Pastry, mushrooms, cream cheese…and these are a few of my favorite things! When you get them together in crescent dough, you have an easy, pre-dinner appetizer, perfect for a holiday gathering. I started making these little guys many years ago, and as soon as I’d take them out of the oven, it seemed like they were gone! I love sautéed mushrooms, and something about pairing them with white wine, onion and garlic, which makes for a classic combo I can’t resist. We essentially take a basic mushroom sauté and blend it with cream cheese to make our filling. No fruit allowed in these savory roll-ups, not this time. These petite pinwheels bake easily, and have a golden buttery crust. In an effort to keep entertaining festive, we adorn them with some poppy seeds, just for the heck of it.
Time to sauté some shrooms…
- 5 oz sliced mushrooms (I prefer using crimini)
- 8 oz package of cream cheese (I use the ⅓ less fat Neufchatel)
- ¼ sweet white onion, chopped (can use red onion)
- 2T Garlic infused Extra Virgin Olive Oil (EVOO)
- 3T white wine
- ¼ tsp Italian seasoning
- 1 tube crescent roll dough
- poppy seeds for topping
- 1 egg white for basting
- little flour (for handling dough)
- In a medium skillet on stove, heat the garlic EVOO and sauté onion for ~2 minutes.
- Add sliced mushrooms, white wine, Italian seasoning, S&P to taste & sauté till mix is tender & onions translucent.
- Set pan aside for mix to cool.
- In food processor combine cream cheese & mushroom mix, blend till incorporated, smooth, no chunks.
- On large flat surface/cutting board spread small amount of flour.
- Open tube of crescent roll dough, and there will be two halves to the can.
- Remove halves, laying them flat into its rectangular shape pinching together the pre-perferated lines (that were for making crescent triangles), forming solid pieces.
- Join two crescent halves by pinching together to make one dough rectangle (short edge).
- With floured rolling pin, carefully spread out rectangle to about 8x10, so dough is thinner and even.
- Now cut large rectangle of rolled dough in half, width-wise down middle.
- Take mushroom cheese mix & spread over each half liberally & evenly to coat.
- Start with first dough half and roll-up carefully, lengthwise creating a long roll.
- Repeat for 2nd dough half.
- Transfer rolled dough logs to plate, put in freezer to chill for about 5-10 min.
- Remove slightly firmed dough rolls from freezer, and baste top side (seam) down with egg white & sprinkle with poppy seeds.
- Slice each into ~1.5" slices (pinwheels)
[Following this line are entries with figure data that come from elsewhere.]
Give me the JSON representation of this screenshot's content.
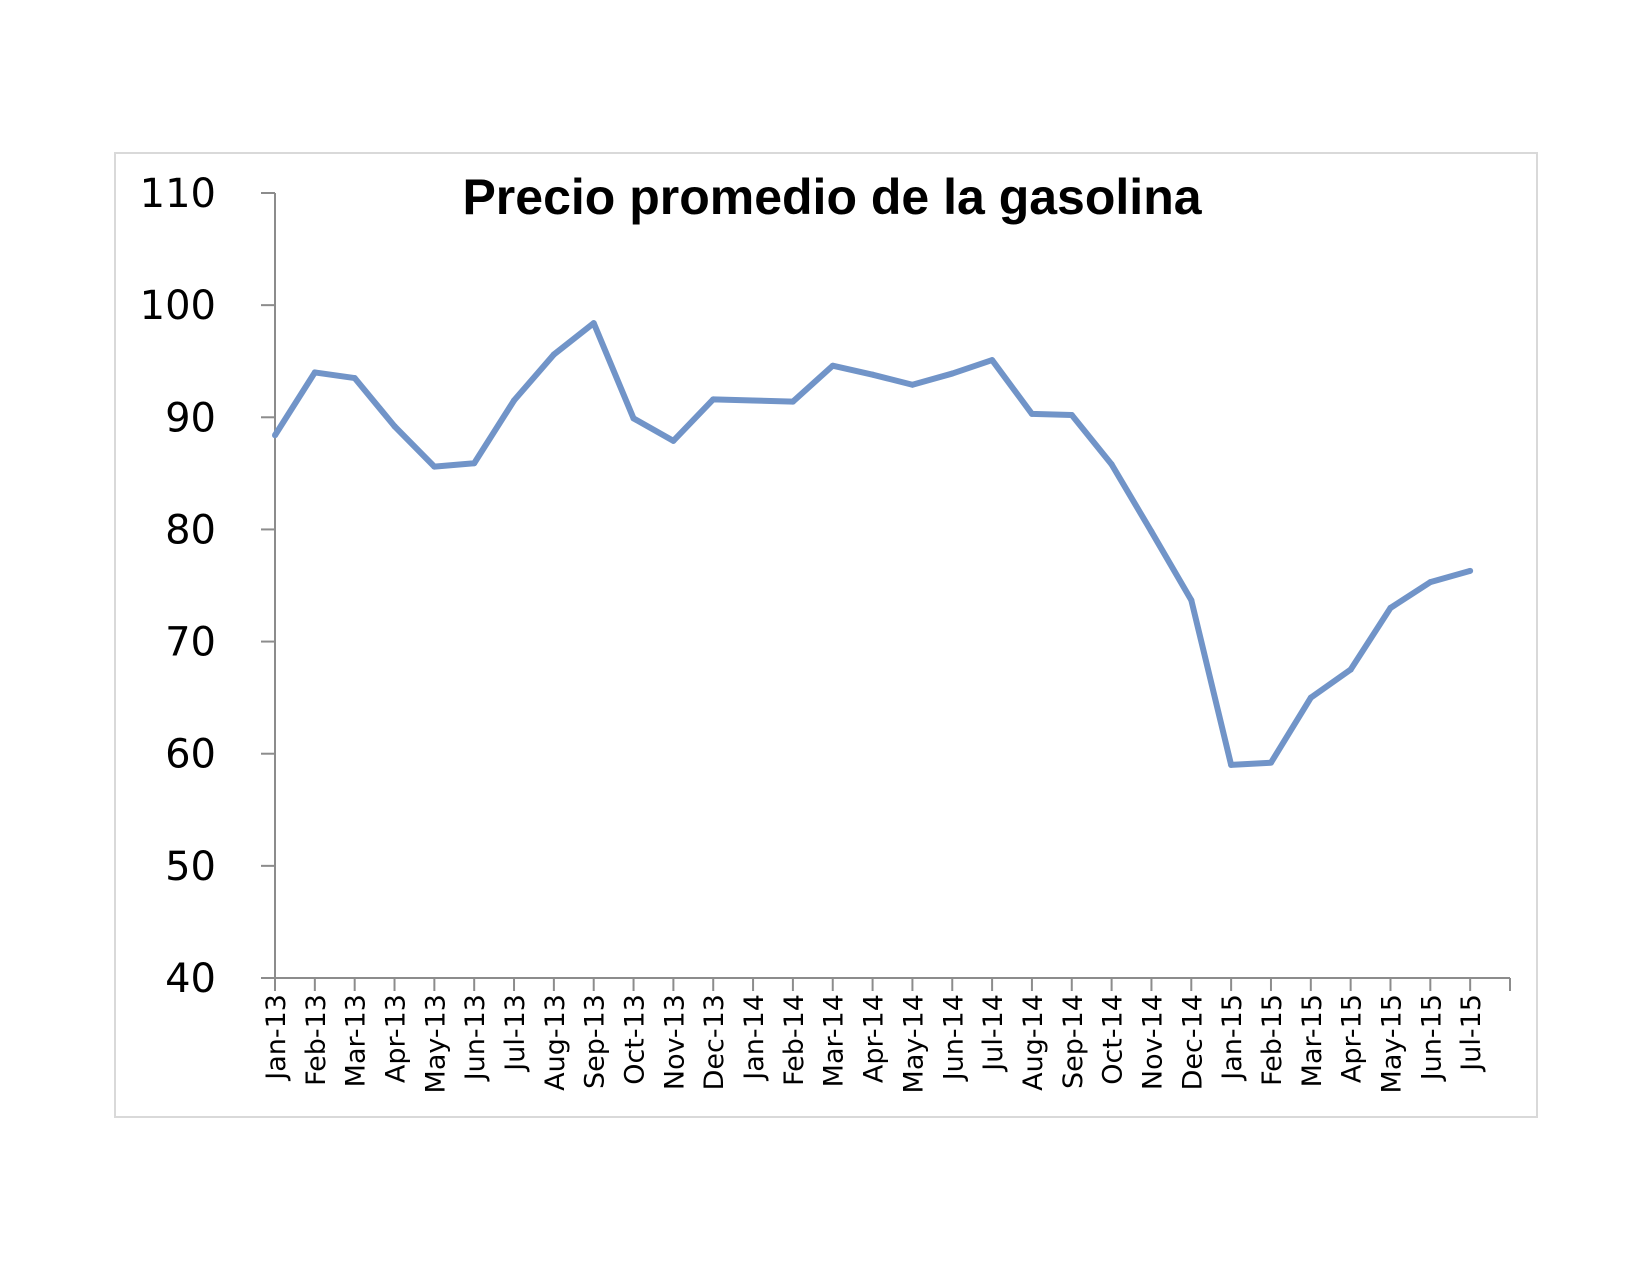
{
  "chart_data": {
    "type": "line",
    "title": "Precio promedio de la gasolina",
    "xlabel": "",
    "ylabel": "",
    "ylim": [
      40,
      110
    ],
    "yticks": [
      "40",
      "50",
      "60",
      "70",
      "80",
      "90",
      "100",
      "110"
    ],
    "grid": false,
    "legend": "none",
    "line_color": "#7194c8",
    "categories": [
      "Jan-13",
      "Feb-13",
      "Mar-13",
      "Apr-13",
      "May-13",
      "Jun-13",
      "Jul-13",
      "Aug-13",
      "Sep-13",
      "Oct-13",
      "Nov-13",
      "Dec-13",
      "Jan-14",
      "Feb-14",
      "Mar-14",
      "Apr-14",
      "May-14",
      "Jun-14",
      "Jul-14",
      "Aug-14",
      "Sep-14",
      "Oct-14",
      "Nov-14",
      "Dec-14",
      "Jan-15",
      "Feb-15",
      "Mar-15",
      "Apr-15",
      "May-15",
      "Jun-15",
      "Jul-15"
    ],
    "values": [
      88.4,
      94.0,
      93.5,
      89.2,
      85.6,
      85.9,
      91.5,
      95.6,
      98.4,
      89.9,
      87.9,
      91.6,
      91.5,
      91.4,
      94.6,
      93.8,
      92.9,
      93.9,
      95.1,
      90.3,
      90.2,
      85.8,
      79.8,
      73.7,
      59.0,
      59.2,
      65.0,
      67.5,
      73.0,
      75.3,
      76.3
    ]
  }
}
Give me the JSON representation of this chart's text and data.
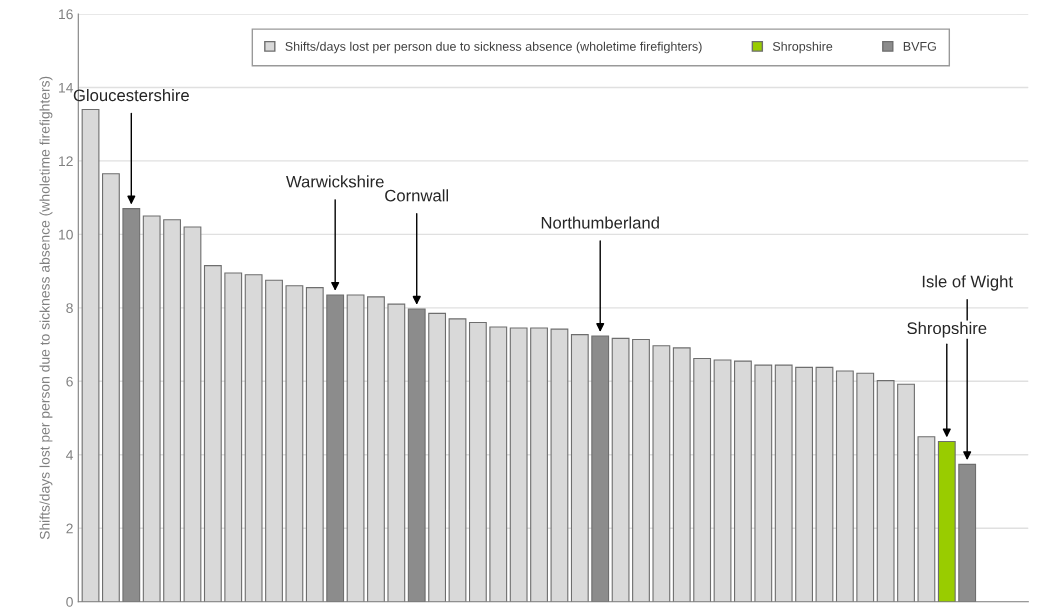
{
  "chart_data": {
    "type": "bar",
    "ylabel": "Shifts/days lost per person due to sickness absence (wholetime firefighters)",
    "categories": [
      null,
      null,
      null,
      null,
      null,
      null,
      null,
      null,
      null,
      null,
      null,
      null,
      null,
      null,
      null,
      null,
      null,
      null,
      null,
      null,
      null,
      null,
      null,
      null,
      null,
      null,
      null,
      null,
      null,
      null,
      null,
      null,
      null,
      null,
      null,
      null,
      null,
      null,
      null,
      null,
      null,
      null,
      null,
      null
    ],
    "series": [
      {
        "name": "Shifts/days lost per person due to sickness absence (wholetime firefighters)",
        "color": "#d9d9d9",
        "values": [
          13.4,
          11.65,
          null,
          10.5,
          10.4,
          10.2,
          9.15,
          8.95,
          8.9,
          8.75,
          8.6,
          8.55,
          null,
          8.35,
          8.3,
          8.1,
          null,
          7.85,
          7.7,
          7.6,
          7.48,
          7.45,
          7.45,
          7.42,
          7.27,
          null,
          7.17,
          7.14,
          6.97,
          6.91,
          6.62,
          6.58,
          6.55,
          6.44,
          6.44,
          6.38,
          6.38,
          6.28,
          6.22,
          6.02,
          5.92,
          4.49,
          null,
          null
        ]
      },
      {
        "name": "Shropshire",
        "color": "#99cc00",
        "values": [
          null,
          null,
          null,
          null,
          null,
          null,
          null,
          null,
          null,
          null,
          null,
          null,
          null,
          null,
          null,
          null,
          null,
          null,
          null,
          null,
          null,
          null,
          null,
          null,
          null,
          null,
          null,
          null,
          null,
          null,
          null,
          null,
          null,
          null,
          null,
          null,
          null,
          null,
          null,
          null,
          null,
          null,
          4.36,
          null
        ]
      },
      {
        "name": "BVFG",
        "color": "#8c8c8c",
        "values": [
          null,
          null,
          10.7,
          null,
          null,
          null,
          null,
          null,
          null,
          null,
          null,
          null,
          8.35,
          null,
          null,
          null,
          7.97,
          null,
          null,
          null,
          null,
          null,
          null,
          null,
          null,
          7.23,
          null,
          null,
          null,
          null,
          null,
          null,
          null,
          null,
          null,
          null,
          null,
          null,
          null,
          null,
          null,
          null,
          null,
          3.74
        ]
      }
    ],
    "ylim": [
      0,
      16
    ],
    "yticks": [
      0,
      2,
      4,
      6,
      8,
      10,
      12,
      14,
      16
    ],
    "stacked": true,
    "grid": "y",
    "legend": "top",
    "tick_labels": "y",
    "annotations": [
      {
        "text": "Gloucestershire",
        "y": 10.7
      },
      {
        "text": "Warwickshire",
        "y": 8.35
      },
      {
        "text": "Cornwall",
        "y": 7.97
      },
      {
        "text": "Northumberland",
        "y": 7.23
      },
      {
        "text": "Shropshire",
        "y": 4.36
      },
      {
        "text": "Isle of Wight",
        "y": 3.74
      }
    ]
  }
}
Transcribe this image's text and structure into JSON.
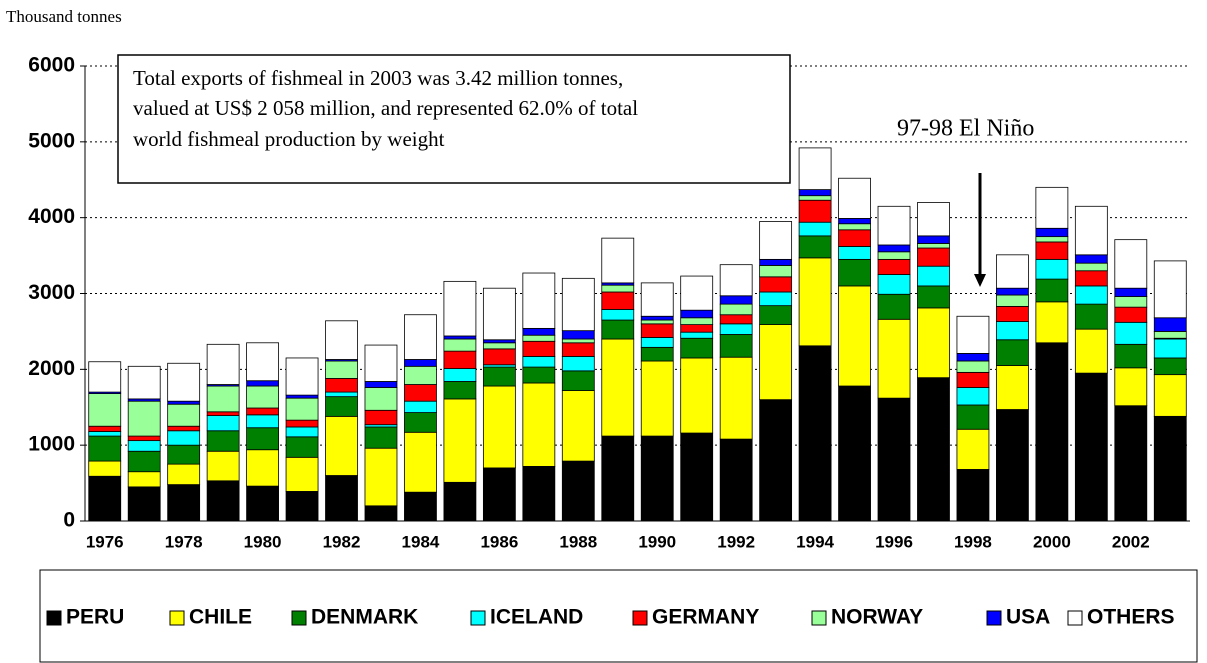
{
  "chart_data": {
    "type": "stacked_bar",
    "y_label": "Thousand tonnes",
    "annotations": [
      "Total exports of fishmeal in 2003 was 3.42 million tonnes,",
      "valued at US$ 2 058 million, and represented 62.0% of total",
      "world fishmeal production by weight"
    ],
    "event_label": "97-98 El Niño",
    "categories": [
      "1976",
      null,
      "1978",
      null,
      "1980",
      null,
      "1982",
      null,
      "1984",
      null,
      "1986",
      null,
      "1988",
      null,
      "1990",
      null,
      "1992",
      null,
      "1994",
      null,
      "1996",
      null,
      "1998",
      null,
      "2000",
      null,
      "2002",
      null
    ],
    "ylim": [
      0,
      6000
    ],
    "yticks": [
      0,
      1000,
      2000,
      3000,
      4000,
      5000,
      6000
    ],
    "grid": true,
    "legend": "bottom",
    "series": [
      {
        "name": "PERU",
        "color": "#000000",
        "values": [
          590,
          450,
          480,
          530,
          460,
          390,
          600,
          200,
          380,
          510,
          700,
          720,
          790,
          1120,
          1120,
          1160,
          1080,
          1600,
          2310,
          1780,
          1620,
          1890,
          680,
          1470,
          2350,
          1950,
          1520,
          1380
        ]
      },
      {
        "name": "CHILE",
        "color": "#ffff00",
        "values": [
          200,
          200,
          270,
          390,
          480,
          450,
          780,
          760,
          790,
          1100,
          1080,
          1100,
          930,
          1280,
          990,
          990,
          1080,
          990,
          1160,
          1320,
          1040,
          920,
          530,
          580,
          540,
          580,
          500,
          550
        ]
      },
      {
        "name": "DENMARK",
        "color": "#008000",
        "values": [
          330,
          270,
          250,
          270,
          290,
          270,
          260,
          280,
          260,
          230,
          250,
          210,
          260,
          250,
          180,
          260,
          300,
          250,
          290,
          350,
          330,
          290,
          320,
          340,
          300,
          330,
          310,
          220
        ]
      },
      {
        "name": "ICELAND",
        "color": "#00ffff",
        "values": [
          60,
          140,
          190,
          200,
          170,
          130,
          60,
          30,
          150,
          170,
          30,
          140,
          190,
          140,
          130,
          80,
          140,
          180,
          180,
          170,
          260,
          260,
          230,
          240,
          260,
          240,
          290,
          250
        ]
      },
      {
        "name": "GERMANY",
        "color": "#ff0000",
        "values": [
          70,
          60,
          60,
          50,
          90,
          90,
          180,
          190,
          220,
          230,
          210,
          200,
          180,
          230,
          180,
          100,
          120,
          200,
          290,
          220,
          200,
          240,
          200,
          200,
          230,
          200,
          200,
          10
        ]
      },
      {
        "name": "NORWAY",
        "color": "#99ff99",
        "values": [
          430,
          460,
          290,
          340,
          290,
          290,
          230,
          300,
          240,
          160,
          80,
          80,
          50,
          90,
          50,
          90,
          140,
          150,
          60,
          80,
          100,
          60,
          150,
          150,
          70,
          100,
          140,
          90
        ]
      },
      {
        "name": "USA",
        "color": "#0000ff",
        "values": [
          20,
          30,
          40,
          20,
          70,
          40,
          20,
          80,
          90,
          40,
          40,
          90,
          110,
          30,
          50,
          100,
          110,
          80,
          80,
          70,
          90,
          100,
          100,
          90,
          110,
          110,
          110,
          180
        ]
      },
      {
        "name": "OTHERS",
        "color": "#ffffff",
        "values": [
          400,
          430,
          500,
          530,
          500,
          490,
          510,
          480,
          590,
          720,
          680,
          730,
          690,
          590,
          440,
          450,
          410,
          500,
          550,
          530,
          510,
          440,
          490,
          440,
          540,
          640,
          640,
          750
        ]
      }
    ]
  }
}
- On oiled baking sheet, space out roll-up slices evenly, bake till puffy & browned ~8-10 minutes in 375 degree oven.
- Cool slightly on pan, serve immediately while hot & crisp!
- Let cool completely before storing any leftovers in airtight container.
- Reheat any leftovers in 400 degree oven.
If mushrooms aren’t your thing, you can use other wholesome ingredients to blend with the cream cheese. I’ve varied this recipe using spinach, sun-dried tomatoes & artichoke hearts, even butternut squash with crisped pancetta for a seasonal take. And those are just the savory ones! Don’t even get me started on the sweeter variations…spiced pumpkin butter & cream cheese anyone? Looks like I’m going to need another tube of crescent dough…
If you don’t have time to make mini mushroom quiches for your next gathering, then I highly recommend these. Our roll-ups are easier, not to mention healthier than traditional quiche, and you’ll have no problem getting these ready in a flash. Using pre-made doughs such as puff pastry, biscuit or crescent, is an incredible time saver and frankly, I very rarely have time to make homemade dough! These convenient varieties bake-up consistently, and with a little egg white you can ensure they’ll achieve that perfect golden color…and let’s face it, the mushrooms themselves could use a little brightening up!
Luckily they taste nothing short of delicious! With the upcoming holidays, these will be on my menu. I hope you too find an occasion to share some with good wine & good friends!